I put plasters over wounds that required deep cleaning and stitches.
Why, you ask? It was all I had, all I could do, so I could keep moving beyond the pain.
But the wounds are there, healed on the surface, but manifesting as a constant simmer of anger just below.
I’m hurt, let me show you, but the looks stay on the surface; no one sees what’s below. What’s the diagnosis? She’s fine.
I try to speak, am I clear? Can they hear me? Do they listen? It doesn’t feel like it. Time passes and beneath the surface all the painful spots blur into one. I’m not even sure where is hurting anymore. What can’t break through the surface simmers deeper below, into harder to reach areas, leaving me constantly on edge.
Sometimes I start to believe that I’m fine too, but I’m reminded in my interactions with others. It’s a slight touch to you, but to me it’s feelings of pain that make me want to shut down.

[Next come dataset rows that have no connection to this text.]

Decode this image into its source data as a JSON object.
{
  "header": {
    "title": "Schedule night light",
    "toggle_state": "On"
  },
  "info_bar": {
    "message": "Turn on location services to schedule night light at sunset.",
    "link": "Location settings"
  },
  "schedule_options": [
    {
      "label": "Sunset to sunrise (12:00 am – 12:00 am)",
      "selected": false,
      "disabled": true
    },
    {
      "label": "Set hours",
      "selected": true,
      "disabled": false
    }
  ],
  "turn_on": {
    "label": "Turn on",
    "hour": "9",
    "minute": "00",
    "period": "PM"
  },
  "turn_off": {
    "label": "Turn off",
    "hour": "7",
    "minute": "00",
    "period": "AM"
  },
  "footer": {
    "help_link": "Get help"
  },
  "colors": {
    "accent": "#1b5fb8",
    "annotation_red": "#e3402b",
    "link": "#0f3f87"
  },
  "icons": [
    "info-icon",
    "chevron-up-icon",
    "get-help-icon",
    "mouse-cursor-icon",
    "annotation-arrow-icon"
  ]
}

Sometimes I do, shut myself away until the feelings subside, but my survival is non-optional so I still fight, try to bleed out the bad. Deconstructing the negative thoughts and shaping them into words like these…
“I’m not worthy”…but He is, so I can be
“I shouldn’t be here”…well I’m here now
“Why am I here”…well I guess we’ll find out
The pain is lava so I carefully navigate, making my way gingerly across untouched surfaces. Saying a prayer to God, calling for help, trying to remind myself that I’m not alone in this. With His love and the love of those around me, these wounds will be opened up, dressed and healed properly.
“I will never leave you nor forsake you”. That’s the hope I cling to.